Just Visiting: New York

130502_001

We went to High School of Art & Design, class of 1981, at 57th Street & Second Avenue, Manhattan.

New York City.

Some of us stayed in touch, some of us drifted away.

Some of us moved away.

I went back when my brother married his wonderful bride, Carol, back in 2003, but I flew into Long Island Islip. The plane banked around the tip of lower Manhattan, where the Towers once stood, but were still eerily missing. During that weekend, I drove into my old neighborhood, feeling like a sightseer, but chuckling at the changes after about ten years of being gone.

This time it was different.

Now I’ve been gone almost twenty-five years.

Barb had put a message on Facebook that one of our old classmates was coming into town to play a gig in Greenwich Village. Apparently, this Brooklyn boy was now a Blues musician living in Stockholm, Sweden, and the gig was part of his annual Invasion of New York.

So I said I would go, and, as those who have read my previous blogs know, I luvz me some good drivin’.

Right.

I forgot a couple of things, like how bloody long Pennsylvania is. It’s also incredibly boring to drive at night along the Turnpike in the pitch dark, but I didn’t know that to forget it, since I didn’t get my driver’s license on the East Coast.

Get that?

I learned to drive in St. Louis.

Basically, I was unprepared for the panic that engulfed me as I entered into New Jersey at rush hour, the panic that screamed into my head that I had to drive through a tunnel (or a bridge) to cross Manhattan to drive through another tunnel (or bridge) to get through Queens to get to Long Island. See, I knew where I needed to go and how to get there, except I had never actually driven it before, myself.

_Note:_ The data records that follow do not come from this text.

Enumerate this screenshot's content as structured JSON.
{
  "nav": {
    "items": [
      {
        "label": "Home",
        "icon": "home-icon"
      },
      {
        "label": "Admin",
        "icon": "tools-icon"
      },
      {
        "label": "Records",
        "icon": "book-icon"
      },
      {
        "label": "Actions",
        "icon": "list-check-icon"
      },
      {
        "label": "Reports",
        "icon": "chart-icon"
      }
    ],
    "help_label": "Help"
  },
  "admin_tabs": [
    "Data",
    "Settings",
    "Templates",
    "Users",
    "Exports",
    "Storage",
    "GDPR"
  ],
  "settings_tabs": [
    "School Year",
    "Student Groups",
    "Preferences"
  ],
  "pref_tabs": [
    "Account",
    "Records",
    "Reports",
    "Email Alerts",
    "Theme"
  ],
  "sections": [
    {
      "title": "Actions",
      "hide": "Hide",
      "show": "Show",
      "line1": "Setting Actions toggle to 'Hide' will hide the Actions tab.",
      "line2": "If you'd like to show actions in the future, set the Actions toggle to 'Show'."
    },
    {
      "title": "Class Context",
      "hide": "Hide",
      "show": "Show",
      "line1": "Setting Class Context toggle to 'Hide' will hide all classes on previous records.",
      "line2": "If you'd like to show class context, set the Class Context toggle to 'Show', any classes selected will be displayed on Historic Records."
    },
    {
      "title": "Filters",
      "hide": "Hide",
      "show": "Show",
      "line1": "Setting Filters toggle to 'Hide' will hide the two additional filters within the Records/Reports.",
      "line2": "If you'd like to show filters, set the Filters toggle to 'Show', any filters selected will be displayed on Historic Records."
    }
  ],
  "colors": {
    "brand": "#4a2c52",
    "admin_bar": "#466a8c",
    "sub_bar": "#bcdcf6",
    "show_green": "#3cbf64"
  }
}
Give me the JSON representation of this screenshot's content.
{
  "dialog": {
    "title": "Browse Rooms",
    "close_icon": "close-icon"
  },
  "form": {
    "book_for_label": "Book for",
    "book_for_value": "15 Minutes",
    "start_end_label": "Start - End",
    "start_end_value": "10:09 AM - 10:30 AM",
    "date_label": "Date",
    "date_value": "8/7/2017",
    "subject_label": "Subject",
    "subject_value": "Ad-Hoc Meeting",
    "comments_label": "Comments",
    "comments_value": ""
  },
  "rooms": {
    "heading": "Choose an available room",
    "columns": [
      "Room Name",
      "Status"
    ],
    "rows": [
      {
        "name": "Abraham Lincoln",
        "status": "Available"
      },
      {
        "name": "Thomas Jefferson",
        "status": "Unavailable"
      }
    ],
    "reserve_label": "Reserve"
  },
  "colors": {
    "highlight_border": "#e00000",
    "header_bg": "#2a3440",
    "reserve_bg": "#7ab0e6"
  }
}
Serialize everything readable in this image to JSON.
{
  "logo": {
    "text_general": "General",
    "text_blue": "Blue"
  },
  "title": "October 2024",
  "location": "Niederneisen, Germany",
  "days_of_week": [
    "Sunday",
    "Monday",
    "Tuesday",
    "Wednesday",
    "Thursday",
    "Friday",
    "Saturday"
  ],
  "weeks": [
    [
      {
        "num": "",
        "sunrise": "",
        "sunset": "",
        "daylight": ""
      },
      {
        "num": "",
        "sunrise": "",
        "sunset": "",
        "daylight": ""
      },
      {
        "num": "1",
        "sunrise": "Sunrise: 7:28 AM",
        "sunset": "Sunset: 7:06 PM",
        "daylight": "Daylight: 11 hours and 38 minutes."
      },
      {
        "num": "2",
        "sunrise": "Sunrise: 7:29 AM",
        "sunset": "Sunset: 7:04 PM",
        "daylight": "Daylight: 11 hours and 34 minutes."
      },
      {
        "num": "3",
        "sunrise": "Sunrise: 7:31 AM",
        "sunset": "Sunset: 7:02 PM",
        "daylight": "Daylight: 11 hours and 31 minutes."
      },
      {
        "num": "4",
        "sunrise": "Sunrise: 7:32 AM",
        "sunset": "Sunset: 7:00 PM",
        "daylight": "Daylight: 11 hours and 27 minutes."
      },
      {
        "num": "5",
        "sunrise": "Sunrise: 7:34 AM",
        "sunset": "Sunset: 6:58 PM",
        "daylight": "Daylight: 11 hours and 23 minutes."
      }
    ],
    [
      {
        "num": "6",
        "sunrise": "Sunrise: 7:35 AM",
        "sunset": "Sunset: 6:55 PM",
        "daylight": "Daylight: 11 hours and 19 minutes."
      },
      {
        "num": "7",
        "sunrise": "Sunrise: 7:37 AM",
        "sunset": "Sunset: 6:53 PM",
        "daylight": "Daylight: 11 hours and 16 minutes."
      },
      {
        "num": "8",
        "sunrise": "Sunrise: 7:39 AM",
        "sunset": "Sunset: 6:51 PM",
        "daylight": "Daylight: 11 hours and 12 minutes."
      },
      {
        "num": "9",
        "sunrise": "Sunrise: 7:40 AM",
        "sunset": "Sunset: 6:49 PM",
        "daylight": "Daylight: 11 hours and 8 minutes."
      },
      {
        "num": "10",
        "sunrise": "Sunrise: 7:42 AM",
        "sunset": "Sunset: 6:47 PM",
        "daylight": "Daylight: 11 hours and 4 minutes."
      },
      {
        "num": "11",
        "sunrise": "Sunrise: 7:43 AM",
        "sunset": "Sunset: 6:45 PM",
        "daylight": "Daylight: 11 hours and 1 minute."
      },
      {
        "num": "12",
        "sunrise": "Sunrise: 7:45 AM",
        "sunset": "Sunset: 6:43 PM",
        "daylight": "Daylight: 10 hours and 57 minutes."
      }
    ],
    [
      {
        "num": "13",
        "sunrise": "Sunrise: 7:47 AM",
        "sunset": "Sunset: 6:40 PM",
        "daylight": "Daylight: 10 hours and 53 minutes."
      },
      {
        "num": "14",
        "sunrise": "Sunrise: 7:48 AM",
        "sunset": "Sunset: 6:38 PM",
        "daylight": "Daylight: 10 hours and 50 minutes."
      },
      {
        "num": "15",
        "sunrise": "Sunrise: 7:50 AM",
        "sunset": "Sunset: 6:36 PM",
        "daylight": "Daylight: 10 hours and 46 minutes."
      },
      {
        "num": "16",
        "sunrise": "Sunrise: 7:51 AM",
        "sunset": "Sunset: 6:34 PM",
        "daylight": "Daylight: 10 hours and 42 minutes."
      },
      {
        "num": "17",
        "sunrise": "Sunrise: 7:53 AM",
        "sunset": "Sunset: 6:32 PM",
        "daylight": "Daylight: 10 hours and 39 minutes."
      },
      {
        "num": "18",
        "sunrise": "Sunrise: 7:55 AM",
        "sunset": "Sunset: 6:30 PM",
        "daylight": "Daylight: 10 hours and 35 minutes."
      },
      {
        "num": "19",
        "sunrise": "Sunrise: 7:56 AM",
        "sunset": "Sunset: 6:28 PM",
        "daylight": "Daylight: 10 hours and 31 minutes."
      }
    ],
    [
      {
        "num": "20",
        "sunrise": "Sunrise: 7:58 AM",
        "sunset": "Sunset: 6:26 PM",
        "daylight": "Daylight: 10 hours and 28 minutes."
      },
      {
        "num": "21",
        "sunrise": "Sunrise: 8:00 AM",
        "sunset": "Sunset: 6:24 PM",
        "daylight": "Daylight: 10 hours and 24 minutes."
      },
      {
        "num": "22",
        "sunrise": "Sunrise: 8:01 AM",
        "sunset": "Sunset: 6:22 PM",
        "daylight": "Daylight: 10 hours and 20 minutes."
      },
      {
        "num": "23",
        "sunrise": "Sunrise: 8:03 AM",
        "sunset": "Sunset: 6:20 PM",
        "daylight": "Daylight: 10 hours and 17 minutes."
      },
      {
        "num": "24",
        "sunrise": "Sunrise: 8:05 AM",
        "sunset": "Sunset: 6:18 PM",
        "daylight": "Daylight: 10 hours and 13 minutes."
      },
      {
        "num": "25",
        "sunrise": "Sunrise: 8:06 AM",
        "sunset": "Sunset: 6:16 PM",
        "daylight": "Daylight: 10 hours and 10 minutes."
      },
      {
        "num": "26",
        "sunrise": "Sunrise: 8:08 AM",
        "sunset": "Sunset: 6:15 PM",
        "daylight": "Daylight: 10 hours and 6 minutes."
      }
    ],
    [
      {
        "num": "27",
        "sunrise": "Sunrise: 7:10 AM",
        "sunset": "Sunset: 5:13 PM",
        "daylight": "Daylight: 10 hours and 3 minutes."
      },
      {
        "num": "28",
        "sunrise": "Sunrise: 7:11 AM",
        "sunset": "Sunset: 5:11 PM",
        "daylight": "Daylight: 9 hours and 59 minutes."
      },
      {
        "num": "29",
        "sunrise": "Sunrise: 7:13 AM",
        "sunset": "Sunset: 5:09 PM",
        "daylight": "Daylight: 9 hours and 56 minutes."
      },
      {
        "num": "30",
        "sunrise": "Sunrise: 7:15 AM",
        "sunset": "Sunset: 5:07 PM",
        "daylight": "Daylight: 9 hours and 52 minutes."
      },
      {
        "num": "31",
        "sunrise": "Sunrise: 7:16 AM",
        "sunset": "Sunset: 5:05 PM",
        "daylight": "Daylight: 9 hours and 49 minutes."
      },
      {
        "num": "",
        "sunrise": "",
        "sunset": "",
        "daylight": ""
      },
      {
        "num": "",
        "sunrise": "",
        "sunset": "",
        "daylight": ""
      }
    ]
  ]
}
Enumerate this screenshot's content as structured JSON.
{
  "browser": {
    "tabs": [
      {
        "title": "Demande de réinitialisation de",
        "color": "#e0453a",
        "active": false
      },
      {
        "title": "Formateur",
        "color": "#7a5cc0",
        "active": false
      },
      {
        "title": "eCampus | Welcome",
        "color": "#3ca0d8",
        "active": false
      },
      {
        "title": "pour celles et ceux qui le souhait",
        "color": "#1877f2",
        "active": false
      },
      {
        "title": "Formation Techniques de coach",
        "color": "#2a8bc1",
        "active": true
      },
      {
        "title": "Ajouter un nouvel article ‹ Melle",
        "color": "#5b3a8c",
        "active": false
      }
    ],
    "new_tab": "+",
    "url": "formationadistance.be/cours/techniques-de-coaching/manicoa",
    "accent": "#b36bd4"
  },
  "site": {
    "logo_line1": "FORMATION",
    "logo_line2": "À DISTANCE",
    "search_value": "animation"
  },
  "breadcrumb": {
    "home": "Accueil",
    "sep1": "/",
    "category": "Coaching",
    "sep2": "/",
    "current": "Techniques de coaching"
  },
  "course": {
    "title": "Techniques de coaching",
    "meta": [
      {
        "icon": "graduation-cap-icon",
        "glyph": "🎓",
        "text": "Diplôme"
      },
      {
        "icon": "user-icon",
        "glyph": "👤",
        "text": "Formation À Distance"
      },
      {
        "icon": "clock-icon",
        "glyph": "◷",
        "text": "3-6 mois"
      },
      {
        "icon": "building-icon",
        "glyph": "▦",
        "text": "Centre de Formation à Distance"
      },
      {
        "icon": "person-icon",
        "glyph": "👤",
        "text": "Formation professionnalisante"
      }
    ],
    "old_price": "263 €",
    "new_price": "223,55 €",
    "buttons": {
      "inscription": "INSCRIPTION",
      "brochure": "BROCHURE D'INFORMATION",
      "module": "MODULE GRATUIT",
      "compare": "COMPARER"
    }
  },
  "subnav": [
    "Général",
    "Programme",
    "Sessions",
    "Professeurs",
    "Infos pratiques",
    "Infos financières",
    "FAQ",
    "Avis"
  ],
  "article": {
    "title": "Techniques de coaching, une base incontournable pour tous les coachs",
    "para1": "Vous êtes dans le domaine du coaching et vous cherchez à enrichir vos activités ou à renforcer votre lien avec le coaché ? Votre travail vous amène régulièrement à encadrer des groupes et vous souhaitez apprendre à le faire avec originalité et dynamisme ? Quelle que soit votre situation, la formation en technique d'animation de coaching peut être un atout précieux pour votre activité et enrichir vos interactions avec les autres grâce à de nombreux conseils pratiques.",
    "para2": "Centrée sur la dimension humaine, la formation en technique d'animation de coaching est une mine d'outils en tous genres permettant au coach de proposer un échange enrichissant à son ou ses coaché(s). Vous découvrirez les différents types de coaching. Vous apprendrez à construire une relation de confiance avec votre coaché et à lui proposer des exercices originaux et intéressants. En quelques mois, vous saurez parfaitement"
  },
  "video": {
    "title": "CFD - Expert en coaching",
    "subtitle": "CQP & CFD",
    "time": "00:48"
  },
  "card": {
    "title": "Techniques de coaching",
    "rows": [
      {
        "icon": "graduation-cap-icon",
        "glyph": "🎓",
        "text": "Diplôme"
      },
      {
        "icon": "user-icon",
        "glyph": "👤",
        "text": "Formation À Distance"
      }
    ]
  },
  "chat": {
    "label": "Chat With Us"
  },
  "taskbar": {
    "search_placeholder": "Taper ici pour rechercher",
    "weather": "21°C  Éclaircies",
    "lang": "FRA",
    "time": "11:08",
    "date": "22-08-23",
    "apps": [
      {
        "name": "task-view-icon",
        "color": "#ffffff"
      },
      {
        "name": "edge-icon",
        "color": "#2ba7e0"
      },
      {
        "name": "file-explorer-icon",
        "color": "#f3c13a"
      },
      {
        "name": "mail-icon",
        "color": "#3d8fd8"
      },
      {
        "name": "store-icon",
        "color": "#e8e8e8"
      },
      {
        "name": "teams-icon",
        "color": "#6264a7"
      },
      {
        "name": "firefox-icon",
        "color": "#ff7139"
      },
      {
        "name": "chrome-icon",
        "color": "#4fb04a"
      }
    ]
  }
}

I almost turned around in New Jersey. (I didn’t, though, and had a great time.)

But here’s the thing: I took less than twenty pictures in the two days I was there, and most of them were by cell phone. New York wasn’t my town anymore, it wasn’t my home. Even the skyline on the approach to one of the tunnels was foreign to me; I only recognized one building (thank you, Citicorp Building oldschool).

How odd.

So maybe Jon Bonjovi can go home again, but for me, home is here, now, in St. Louis.